THERE is a cricket bat on its way to the Pope, signed by the Archbishop of Canterbury. It is gift from the team who travelled to Rome last week, even though no one expects him to use it. Such unlikely gestures are becoming common: a match between priests and ordinands with different backgrounds, the gift of a pectoral cross, the lending of an ivory crozier, invitations to hold services in Canterbury Cathedral and St Peter’s Basilica, and a further meeting this week between two men who respect each other. Looking at two global institutions divided over centuries, separated by theology and bureaucracy, with a history that includes long violent episodes between their adherents (as the BBC series Gunpowder has reminded us yet again this week), and still believing each other to be in error on such matters as gender, priesthood, and authority, these gestures seem too feeble to have any meaning. Were they all the contact between the two Churches, this would be true. But a new generation is emerging that fails — or declines — to recognise the differences between any who seek to worship and serve Christ.
In his address to those engaged in theological dialogue between Methodists and Roman Catholics, Pope Francis spoke with yearning of the time “when, at last, we will be able to join one another in the breaking of the bread”. There is, though, another approach to unity which begins with the eucharist. This approach has been practised by Anglicans for decades: every Anglican eucharist includes an invitation, sometimes spoken, sometimes implied, to communicants of all other denominations. The argument is that, far from indicating a lack of respect for the consecrated elements, it recognises in them an efficacy that transcends all earthly division, and a need in communicants that it would be a scandal to deny.
It is always a danger to ignore history, but sometimes those who do, give a lead to others, the theologians and diplomats, whose task it is to address the wrinkles in a relationship that have a historical root. These men and women carry the burden of having to attend to the litter left by past generations, preventing the recycling of spent and harmful arguments, but retrieving insights that lead the Churches into truth. Like that of roadsweepers, their work goes largely unseen, and this can be painful; but perhaps it is their gift to the next generation.

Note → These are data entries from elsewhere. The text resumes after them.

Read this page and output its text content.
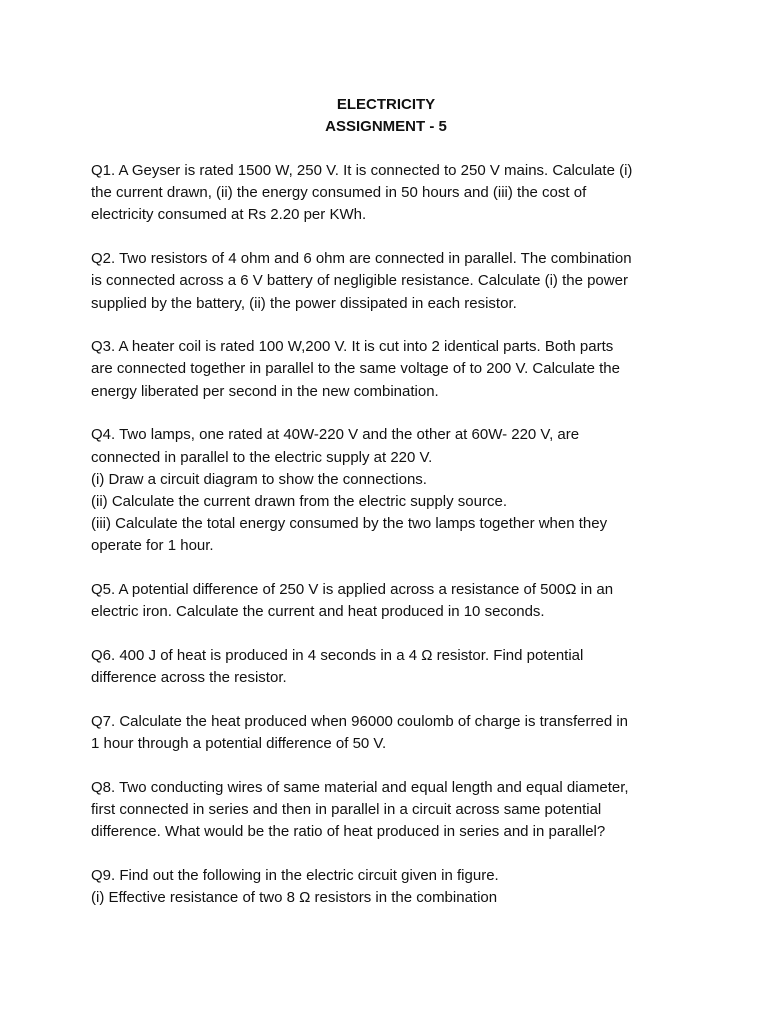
ELECTRICITY
ASSIGNMENT - 5
Q1. A Geyser is rated 1500 W, 250 V. It is connected to 250 V mains. Calculate (i)
the current drawn, (ii) the energy consumed in 50 hours and (iii) the cost of
electricity consumed at Rs 2.20 per KWh.
Q2. Two resistors of 4 ohm and 6 ohm are connected in parallel. The combination
is connected across a 6 V battery of negligible resistance. Calculate (i) the power
supplied by the battery, (ii) the power dissipated in each resistor.
Q3. A heater coil is rated 100 W,200 V. It is cut into 2 identical parts. Both parts
are connected together in parallel to the same voltage of to 200 V. Calculate the
energy liberated per second in the new combination.
Q4. Two lamps, one rated at 40W-220 V and the other at 60W- 220 V, are
connected in parallel to the electric supply at 220 V.
(i) Draw a circuit diagram to show the connections.
(ii) Calculate the current drawn from the electric supply source.
(iii) Calculate the total energy consumed by the two lamps together when they
operate for 1 hour.
Q5. A potential difference of 250 V is applied across a resistance of 500Ω in an
electric iron. Calculate the current and heat produced in 10 seconds.
Q6. 400 J of heat is produced in 4 seconds in a 4 Ω resistor. Find potential
difference across the resistor.
Q7. Calculate the heat produced when 96000 coulomb of charge is transferred in
1 hour through a potential difference of 50 V.
Q8. Two conducting wires of same material and equal length and equal diameter,
first connected in series and then in parallel in a circuit across same potential
difference. What would be the ratio of heat produced in series and in parallel?
Q9. Find out the following in the electric circuit given in figure.
(i) Effective resistance of two 8 Ω resistors in the combination
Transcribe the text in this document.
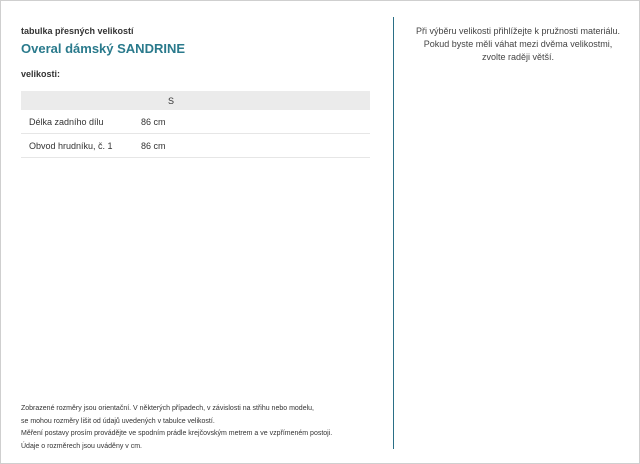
tabulka přesných velikostí
Overal dámský SANDRINE
velikosti:
	S	
Délka zadního dílu	86 cm	
Obvod hrudníku, č. 1	86 cm	
Při výběru velikosti přihlížejte k pružnosti materiálu.
Pokud byste měli váhat mezi dvěma velikostmi,
zvolte raději větší.
Zobrazené rozměry jsou orientační. V některých případech, v závislosti na střihu nebo modelu,
se mohou rozměry lišit od údajů uvedených v tabulce velikostí.
Měření postavy prosím provádějte ve spodním prádle krejčovským metrem a ve vzpřímeném postoji.
Údaje o rozměrech jsou uváděny v cm.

Pope Francis appears to acknowledge this new understanding among younger Catholics and Protestants, whose faith expresses itself beyond the bounds set by the Churches of their birth or the denominations in which they were nurtured. He has spoken of participation in the mass as a matter of individual conscience. Many of his followers have consulted their consciences, and found them clear. There is, therefore, a weight off the shoulders of those engaged in ecumenical dialogue, and of church leaders when they meet. They do not have to lead their people towards unity. They have to follow them.